Where the loop ends is a design decision
A loop that only repeats is a loop that never stops. Every iteration of perceive, reason, act, observe has to be followed by an implicit fifth question: continue, or halt? An agent terminates when its goal is reached, when it hits a limit set on it, or when it encounters a condition it cannot handle and must hand off. That decision is not incidental to the loop; it is part of every turn. An agent with no well-designed sense of when to stop is the same unbounded cycle described earlier, now with permission to run forever. The full treatment of termination, how to set limits, when to iterate, when to escalate, is a topic in its own right. What belongs here is only the recognition that the loop is not complete as a design until you have specified how it ends, because “perceive, reason, act, observe, repeat” describes a process with no exit unless you build one.
Designing at the altitude of the loop
The reason to internalize this loop is that it gives you the correct altitude for every activity that surrounds an agent. When you are designing one, the loop tells you what you are actually building: not a prompt that produces a good answer but a cycle that has to keep producing good decisions as its own state evolves underneath it. You are designing what each turn perceives, how its reasoning is constrained, what its actions can reach, what its observations return, and how the whole thing knows when it is done.

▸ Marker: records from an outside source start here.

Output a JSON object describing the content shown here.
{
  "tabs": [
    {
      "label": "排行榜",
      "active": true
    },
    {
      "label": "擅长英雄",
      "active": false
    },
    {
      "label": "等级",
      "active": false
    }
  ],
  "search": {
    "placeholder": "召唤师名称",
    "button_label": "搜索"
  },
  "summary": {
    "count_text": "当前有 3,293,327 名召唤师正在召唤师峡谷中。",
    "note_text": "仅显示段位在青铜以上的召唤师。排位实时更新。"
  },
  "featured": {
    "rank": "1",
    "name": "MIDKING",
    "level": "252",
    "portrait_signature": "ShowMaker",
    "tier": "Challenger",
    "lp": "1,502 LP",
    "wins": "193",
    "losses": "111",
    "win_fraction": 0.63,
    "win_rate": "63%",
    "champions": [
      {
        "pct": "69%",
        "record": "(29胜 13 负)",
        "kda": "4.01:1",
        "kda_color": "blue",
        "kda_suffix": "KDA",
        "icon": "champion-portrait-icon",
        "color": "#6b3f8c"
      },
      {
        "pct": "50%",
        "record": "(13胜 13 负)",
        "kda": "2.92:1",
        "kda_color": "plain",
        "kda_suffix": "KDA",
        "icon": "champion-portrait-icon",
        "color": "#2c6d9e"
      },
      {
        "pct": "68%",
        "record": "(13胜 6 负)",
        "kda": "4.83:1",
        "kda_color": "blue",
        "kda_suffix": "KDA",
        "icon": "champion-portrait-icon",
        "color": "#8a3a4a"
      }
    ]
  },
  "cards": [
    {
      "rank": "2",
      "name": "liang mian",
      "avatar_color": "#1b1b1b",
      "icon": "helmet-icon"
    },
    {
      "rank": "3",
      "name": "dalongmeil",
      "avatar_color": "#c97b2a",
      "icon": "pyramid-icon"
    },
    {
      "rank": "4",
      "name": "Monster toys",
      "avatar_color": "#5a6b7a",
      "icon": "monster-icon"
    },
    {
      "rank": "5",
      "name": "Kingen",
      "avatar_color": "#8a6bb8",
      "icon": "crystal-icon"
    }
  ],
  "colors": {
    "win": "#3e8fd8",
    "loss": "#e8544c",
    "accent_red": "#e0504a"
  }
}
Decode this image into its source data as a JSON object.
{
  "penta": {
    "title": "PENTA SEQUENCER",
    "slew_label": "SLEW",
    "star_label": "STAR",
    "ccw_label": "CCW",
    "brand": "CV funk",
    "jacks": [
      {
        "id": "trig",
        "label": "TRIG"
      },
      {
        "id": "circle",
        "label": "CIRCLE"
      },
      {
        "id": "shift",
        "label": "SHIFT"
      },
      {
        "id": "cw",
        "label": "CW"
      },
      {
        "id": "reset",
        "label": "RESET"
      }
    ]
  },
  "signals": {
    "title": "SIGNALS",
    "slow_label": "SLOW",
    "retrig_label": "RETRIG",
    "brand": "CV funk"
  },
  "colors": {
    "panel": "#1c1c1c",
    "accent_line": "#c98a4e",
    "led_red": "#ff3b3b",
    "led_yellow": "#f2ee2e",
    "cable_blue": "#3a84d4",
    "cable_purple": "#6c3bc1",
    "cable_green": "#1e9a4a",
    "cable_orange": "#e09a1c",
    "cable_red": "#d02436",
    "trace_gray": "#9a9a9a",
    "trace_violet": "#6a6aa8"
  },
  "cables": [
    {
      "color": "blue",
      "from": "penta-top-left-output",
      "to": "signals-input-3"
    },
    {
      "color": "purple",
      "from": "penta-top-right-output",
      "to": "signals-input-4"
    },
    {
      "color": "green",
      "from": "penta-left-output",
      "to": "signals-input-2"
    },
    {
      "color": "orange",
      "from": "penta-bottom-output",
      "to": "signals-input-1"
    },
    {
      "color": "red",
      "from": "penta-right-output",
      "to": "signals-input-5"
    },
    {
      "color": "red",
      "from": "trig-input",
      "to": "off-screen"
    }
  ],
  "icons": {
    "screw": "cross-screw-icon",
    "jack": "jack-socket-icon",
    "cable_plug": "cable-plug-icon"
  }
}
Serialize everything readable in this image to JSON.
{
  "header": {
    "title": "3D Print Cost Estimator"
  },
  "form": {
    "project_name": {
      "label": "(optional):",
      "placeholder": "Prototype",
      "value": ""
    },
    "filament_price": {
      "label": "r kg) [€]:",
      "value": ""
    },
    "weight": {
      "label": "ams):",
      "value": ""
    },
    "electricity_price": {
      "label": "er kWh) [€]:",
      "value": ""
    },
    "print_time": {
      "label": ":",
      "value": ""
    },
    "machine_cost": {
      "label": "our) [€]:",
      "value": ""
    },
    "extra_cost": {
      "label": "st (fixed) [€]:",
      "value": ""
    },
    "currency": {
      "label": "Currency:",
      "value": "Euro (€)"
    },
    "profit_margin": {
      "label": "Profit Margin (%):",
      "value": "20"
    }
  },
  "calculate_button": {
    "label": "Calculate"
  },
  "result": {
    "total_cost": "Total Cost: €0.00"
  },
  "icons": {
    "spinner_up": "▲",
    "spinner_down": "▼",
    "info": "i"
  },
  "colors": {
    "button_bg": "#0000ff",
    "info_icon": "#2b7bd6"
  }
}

When you are debugging one, the loop tells you where to look. A bad outcome traces to a phase: perception that could not find the signal, reasoning that chose poorly given what it had, an action that returned an unusable observation, or a trajectory that cycled without converging. “The agent failed” is not a diagnosis. “Perception degraded once context filled past a certain point” is, and it points at a fix. When you are auditing one, explaining after the fact what it did and why, the loop is the trace. The sequence of perceptions, decisions, actions, and observations is the record of the agent’s behavior, and it is the only honest account of why the system did what it did.
The four phases are simple enough to state in a sentence and deep enough to organize an entire practice around. The model reads its context, decides on an action, the action runs, the result returns to context, and the loop starts over, adjusting with every pass until the goal is met. That cycle is not a description of how some agents work. It is the definition of what an agent is. Build it deliberately, and the rest of the discipline, tools, context, planning, oversight, is the work of making each phase of that loop reliable.